- Genre: Sports · Comedy
- Language: German

Cast and voices
- Hosted by: Axel Goldmann Bastian Roth David Frogier de Ponlevoy Enzo Tino

Production
- Length: usually 2 to 4 hours

Publication
- Original release: 27 May 2016
- Updates: weekly

Related
- Website: www.drei90.de

= Drei90 =

German podcast

Drei90 (German pronunciation: [[Help:IPA/Standard German|[dʁaɪ̯ˈnɔɪ̯nt͡sɪç]]], stylized as drei90) is a German podcast covering topics around association football. It was launched in 2016 by Axel Goldmann, Bastian Roth (alias Basti Red), Vincenzo "Enzo" Tino and David Frogier de Ponlevoy.

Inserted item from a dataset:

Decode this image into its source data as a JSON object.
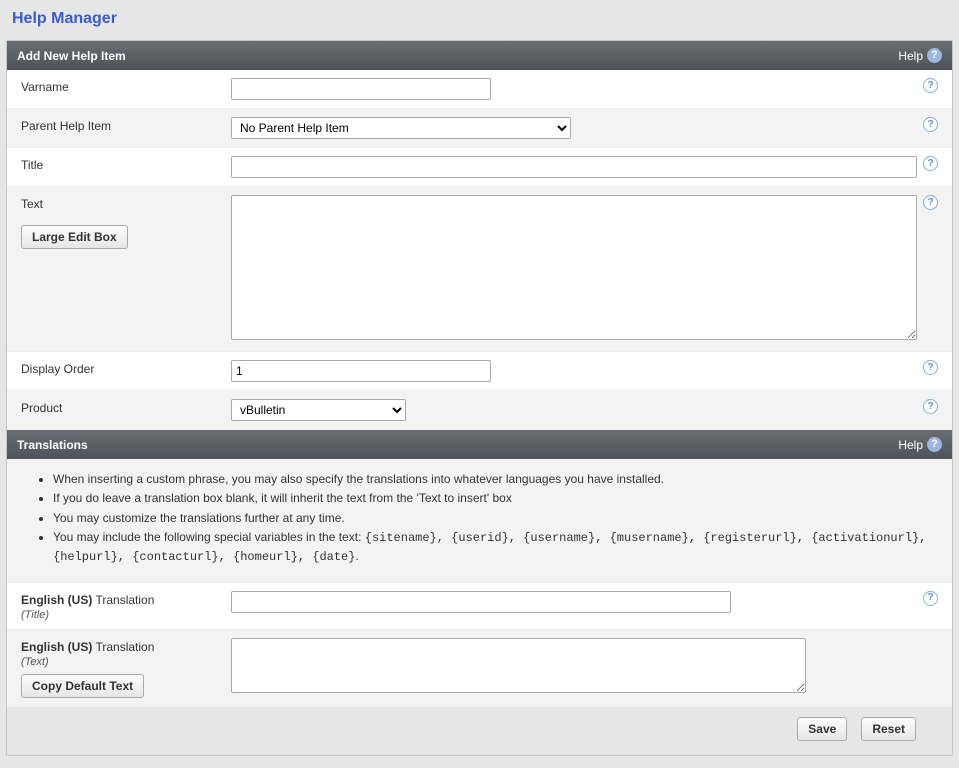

The episodes, which are considered a mix of both serious and humorous discussions, are published weekly and reach an audience of 20,000 to 25,000 listeners each.

== Content ==
The episodes start with discussions concerning current or recent events in football, with a main focus on their favourite football clubs. These are 1. FC Köln (Goldmann), Eintracht Frankfurt (Roth), SC Freiburg and SV Darmstadt 98 (Frogier de Ponlevoy) as well as VfB Stuttgart (Tino). However, they also talk about topics that are not or only distantly related to football. An example for this is the frequently reoccurring subject of complaining about their experiences in the service sector.

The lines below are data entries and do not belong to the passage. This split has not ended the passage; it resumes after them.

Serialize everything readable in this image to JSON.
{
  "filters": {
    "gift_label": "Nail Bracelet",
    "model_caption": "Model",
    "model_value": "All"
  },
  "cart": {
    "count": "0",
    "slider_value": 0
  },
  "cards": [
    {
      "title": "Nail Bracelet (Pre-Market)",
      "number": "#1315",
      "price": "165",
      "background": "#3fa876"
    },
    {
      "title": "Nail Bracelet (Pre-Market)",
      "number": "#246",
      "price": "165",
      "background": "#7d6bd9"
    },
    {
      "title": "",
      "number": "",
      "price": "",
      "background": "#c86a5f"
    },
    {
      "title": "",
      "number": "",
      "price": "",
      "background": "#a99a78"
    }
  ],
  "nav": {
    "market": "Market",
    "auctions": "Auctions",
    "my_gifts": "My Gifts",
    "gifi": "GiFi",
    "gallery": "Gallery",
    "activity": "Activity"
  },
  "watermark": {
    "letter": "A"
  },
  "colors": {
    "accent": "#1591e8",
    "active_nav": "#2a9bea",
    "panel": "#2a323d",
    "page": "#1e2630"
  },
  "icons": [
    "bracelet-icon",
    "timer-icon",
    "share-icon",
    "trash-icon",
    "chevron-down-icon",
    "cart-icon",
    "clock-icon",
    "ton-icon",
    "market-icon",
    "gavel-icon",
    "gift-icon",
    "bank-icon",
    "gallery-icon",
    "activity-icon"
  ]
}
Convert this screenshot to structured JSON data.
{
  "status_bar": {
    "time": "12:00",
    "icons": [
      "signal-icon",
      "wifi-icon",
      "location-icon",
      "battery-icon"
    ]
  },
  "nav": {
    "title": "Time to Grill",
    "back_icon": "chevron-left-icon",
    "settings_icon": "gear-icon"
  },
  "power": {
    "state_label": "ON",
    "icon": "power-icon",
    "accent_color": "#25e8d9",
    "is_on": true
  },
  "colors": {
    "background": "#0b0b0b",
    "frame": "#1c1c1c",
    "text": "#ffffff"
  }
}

The four podcasters are considered well acclaimed experts of "their" teams, being regularly invited to other podcasts such as the Rasenfunk. Roth is also part of the Fußball 2000 video podcast by the Hessischer Rundfunk, one of Germany's public broadcasting corporations.

In 2019, drei90 won the Podcastpreis, an award given to popular German podcasts, in the Sports category.

Since 2019, drei90 are performing live shows in well-known venues around Germany.